I’m going to try to catch up and keep up with The Cauldron Blog Project.  The Cauldron is a pagan forum that I go to learn about others’ paths.  January’s topic was Resolutions, Habits, New Beginnings, so I’ll start there.  I’m new to practicing polytheism.  I was finally able to accept that hard polytheism is my world view in the middle of 2013.  I spent most of my life as a practicing Roman Catholic.  I did a lot of searching over the years, but it was still hard to admit to myself that I was a polytheist.  Once I did, more research began.

I started off practicing Hellenismos, and then I got interested in Kemeticism.  It is definitely possible to honor both of these religions, but I just don’t have the spoons to do it right now.  The Gods or my tarot cards or my subconscious brain, however you want to call it, kept insisting that I cut back and drop the labels.  I was stressing myself out trying to do everything perfectly and failing in every way.  So now eclectic is the closest thing I have to a label, and I don’t really like it.  It has some bad connotations in my mind.  I’m mad that I see it as less respectable, and I’m mad that some other people would agree.

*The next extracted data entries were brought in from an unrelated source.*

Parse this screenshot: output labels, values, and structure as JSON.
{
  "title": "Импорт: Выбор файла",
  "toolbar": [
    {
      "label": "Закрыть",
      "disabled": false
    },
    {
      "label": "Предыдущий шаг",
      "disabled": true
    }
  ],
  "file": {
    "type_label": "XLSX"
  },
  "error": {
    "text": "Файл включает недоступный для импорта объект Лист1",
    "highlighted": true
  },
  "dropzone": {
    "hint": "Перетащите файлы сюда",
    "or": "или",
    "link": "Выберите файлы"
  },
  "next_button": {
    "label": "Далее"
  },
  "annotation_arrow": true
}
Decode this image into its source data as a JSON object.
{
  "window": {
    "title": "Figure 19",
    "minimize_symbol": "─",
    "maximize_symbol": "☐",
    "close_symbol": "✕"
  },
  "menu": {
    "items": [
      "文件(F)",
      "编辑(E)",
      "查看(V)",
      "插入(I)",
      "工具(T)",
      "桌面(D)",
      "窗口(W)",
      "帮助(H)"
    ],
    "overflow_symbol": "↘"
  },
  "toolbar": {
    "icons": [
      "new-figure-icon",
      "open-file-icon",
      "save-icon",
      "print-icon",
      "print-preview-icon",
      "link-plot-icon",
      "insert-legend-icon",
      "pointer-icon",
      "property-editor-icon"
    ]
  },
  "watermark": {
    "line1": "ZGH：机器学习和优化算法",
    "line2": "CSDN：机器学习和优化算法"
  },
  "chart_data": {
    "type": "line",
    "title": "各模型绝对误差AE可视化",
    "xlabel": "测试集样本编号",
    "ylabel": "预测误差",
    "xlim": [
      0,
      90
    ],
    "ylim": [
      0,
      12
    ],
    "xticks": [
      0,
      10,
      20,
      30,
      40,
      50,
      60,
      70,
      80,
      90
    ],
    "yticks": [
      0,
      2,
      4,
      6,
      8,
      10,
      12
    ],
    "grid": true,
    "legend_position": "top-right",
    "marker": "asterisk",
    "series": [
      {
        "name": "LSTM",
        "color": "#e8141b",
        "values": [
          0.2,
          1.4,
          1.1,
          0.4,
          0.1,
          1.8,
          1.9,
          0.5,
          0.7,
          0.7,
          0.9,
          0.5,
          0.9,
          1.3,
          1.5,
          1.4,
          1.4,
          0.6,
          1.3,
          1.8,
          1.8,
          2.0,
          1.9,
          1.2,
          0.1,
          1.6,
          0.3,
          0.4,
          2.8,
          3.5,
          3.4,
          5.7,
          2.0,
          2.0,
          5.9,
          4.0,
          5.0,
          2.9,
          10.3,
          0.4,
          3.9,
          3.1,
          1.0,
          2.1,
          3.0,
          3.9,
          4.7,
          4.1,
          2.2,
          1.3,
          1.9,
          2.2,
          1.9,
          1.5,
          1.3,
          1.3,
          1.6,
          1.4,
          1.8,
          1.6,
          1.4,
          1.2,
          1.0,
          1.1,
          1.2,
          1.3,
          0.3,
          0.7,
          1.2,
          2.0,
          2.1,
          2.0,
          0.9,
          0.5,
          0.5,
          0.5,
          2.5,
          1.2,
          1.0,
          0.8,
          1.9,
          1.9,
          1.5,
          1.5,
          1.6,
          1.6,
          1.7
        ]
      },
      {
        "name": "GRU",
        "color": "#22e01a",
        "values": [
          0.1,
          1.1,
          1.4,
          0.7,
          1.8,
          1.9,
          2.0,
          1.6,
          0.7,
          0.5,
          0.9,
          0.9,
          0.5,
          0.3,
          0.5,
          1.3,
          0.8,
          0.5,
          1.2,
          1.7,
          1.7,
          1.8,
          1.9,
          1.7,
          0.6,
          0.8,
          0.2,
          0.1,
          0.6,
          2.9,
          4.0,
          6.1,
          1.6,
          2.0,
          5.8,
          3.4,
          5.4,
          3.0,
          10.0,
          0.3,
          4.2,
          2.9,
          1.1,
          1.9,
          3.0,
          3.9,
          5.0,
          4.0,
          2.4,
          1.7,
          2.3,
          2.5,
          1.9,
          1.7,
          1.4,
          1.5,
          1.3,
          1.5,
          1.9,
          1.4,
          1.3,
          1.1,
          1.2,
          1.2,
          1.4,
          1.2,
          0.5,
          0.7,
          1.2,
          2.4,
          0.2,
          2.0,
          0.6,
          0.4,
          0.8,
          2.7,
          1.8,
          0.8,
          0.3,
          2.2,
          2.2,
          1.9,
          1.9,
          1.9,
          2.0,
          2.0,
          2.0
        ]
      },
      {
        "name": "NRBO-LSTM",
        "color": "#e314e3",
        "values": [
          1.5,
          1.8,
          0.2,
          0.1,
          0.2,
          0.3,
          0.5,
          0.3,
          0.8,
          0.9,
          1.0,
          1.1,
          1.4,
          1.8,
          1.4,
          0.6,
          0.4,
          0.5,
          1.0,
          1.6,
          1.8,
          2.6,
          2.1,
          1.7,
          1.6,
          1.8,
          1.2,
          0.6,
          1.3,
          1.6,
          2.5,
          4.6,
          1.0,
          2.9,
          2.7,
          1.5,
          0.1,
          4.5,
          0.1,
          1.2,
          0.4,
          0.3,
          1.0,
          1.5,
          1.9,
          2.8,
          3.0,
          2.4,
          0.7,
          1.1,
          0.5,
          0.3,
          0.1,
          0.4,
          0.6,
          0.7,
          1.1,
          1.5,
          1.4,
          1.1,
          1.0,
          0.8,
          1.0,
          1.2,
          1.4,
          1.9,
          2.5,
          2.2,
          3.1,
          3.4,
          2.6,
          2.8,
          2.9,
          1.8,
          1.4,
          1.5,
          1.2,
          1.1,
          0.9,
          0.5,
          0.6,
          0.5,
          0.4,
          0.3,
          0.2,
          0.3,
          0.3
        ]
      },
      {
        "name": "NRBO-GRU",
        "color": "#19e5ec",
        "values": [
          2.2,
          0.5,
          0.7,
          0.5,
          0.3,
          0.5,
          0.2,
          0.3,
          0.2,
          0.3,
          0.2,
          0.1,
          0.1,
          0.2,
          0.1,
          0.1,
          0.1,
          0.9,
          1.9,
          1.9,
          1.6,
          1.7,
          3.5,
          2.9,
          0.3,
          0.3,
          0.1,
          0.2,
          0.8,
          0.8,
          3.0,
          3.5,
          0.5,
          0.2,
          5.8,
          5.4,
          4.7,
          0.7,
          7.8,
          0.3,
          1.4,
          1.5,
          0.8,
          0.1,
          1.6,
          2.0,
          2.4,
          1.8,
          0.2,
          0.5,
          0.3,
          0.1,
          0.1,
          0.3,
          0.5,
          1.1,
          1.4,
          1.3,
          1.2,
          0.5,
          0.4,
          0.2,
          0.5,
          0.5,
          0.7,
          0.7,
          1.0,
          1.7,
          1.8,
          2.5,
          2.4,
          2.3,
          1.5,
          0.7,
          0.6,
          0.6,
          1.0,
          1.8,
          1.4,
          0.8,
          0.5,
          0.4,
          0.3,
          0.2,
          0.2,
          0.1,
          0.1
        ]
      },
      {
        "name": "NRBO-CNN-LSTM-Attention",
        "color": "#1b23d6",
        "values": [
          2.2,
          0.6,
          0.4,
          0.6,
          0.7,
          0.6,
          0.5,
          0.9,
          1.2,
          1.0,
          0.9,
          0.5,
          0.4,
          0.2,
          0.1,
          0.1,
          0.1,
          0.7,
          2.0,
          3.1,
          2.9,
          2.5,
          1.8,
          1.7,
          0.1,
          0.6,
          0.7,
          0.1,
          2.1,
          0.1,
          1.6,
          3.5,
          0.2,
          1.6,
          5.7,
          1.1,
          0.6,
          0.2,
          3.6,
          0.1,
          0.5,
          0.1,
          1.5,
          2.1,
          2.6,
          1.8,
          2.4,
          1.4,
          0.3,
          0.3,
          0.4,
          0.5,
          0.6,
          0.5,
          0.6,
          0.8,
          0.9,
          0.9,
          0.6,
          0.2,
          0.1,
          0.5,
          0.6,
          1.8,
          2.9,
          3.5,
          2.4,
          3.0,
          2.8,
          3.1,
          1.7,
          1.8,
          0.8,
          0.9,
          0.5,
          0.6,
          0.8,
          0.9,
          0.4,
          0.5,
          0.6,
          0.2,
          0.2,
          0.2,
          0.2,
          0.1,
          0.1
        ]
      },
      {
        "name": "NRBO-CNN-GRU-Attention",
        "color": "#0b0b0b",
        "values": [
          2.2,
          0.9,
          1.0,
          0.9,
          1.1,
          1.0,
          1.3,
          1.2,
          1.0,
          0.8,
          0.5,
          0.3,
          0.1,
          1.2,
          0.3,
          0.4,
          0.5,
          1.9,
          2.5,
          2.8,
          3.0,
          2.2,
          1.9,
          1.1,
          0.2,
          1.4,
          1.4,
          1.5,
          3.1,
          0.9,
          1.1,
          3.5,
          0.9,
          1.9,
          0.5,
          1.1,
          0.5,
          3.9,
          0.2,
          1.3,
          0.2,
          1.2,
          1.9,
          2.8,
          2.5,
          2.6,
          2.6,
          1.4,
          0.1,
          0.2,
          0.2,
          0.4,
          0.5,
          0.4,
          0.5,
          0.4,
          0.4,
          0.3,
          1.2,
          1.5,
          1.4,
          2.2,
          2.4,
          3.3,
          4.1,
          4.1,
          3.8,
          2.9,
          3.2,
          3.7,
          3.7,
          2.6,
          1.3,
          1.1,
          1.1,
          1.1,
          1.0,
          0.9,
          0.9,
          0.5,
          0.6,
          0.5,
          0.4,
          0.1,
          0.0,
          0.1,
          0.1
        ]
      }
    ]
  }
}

I want a practice that is recon-influenced.  I’ve looked into Hellenic, Kemetic, and Heathen practices.  I don’t know if I want to follow all of these paths, but I want to be able to honor the Gods that I follow in a way that They feel respected.  I want to snap my fingers and have everything laid out, but building something takes time.  That is how I have to approach it, as a building project.  I have to get the base done before I can put windows in the top floor.  Laying the plumbing pipes comes before putting up wall hangings.  Finding a place to start and figuring out what comes first is confusing, but life takes work.

I am trying to slowly build a life with Deity.  I started nightly devotionals on January 1st.  I would like to add in some daytime devotions throughout the week, but finding the energy can be hard.  As long as I can take at least one step in my religious practice, it is a successful day.  I just have to remember that.  My nightly devotionals are one of those steps.  Although I find it frustrating, I would like to add  some meditation to my week.  I would like to add some daily rituals to give thanks to Gods that I don’t honor nightly.  I am slowly trying to find workable ways to add these things to my schedule.  I am reading blogs, books, and message boards to see how other people do things.  I don’t want to start down one road because it is the only one I see.

I joined the Neo-druid organization ADF to get a Neo-pagan view point and to meet people.  Their dedicant path is a little overwhelming, but I think it would be good for me to do at least a portion of it.  I may be posting some of it on this site as I work through it.  I was able to meet a few people and to attend my first pagan celebrations with the local proto-grove for Samhain 2013 and Imbolc 2014.  I don’t know if druidry will stay a part of my path, but that is why I am trying it.  Meeting people has given me some insights.  I am trying to absorb as much information as I can.  Sometimes, though, I have to take a step back.  Taking on too much too quickly is one of my faults.  Absorb and pray.  Read and practice.  Little steps add hope.  I don’t know where they’re taking me, but I hope they’re leading somewhere.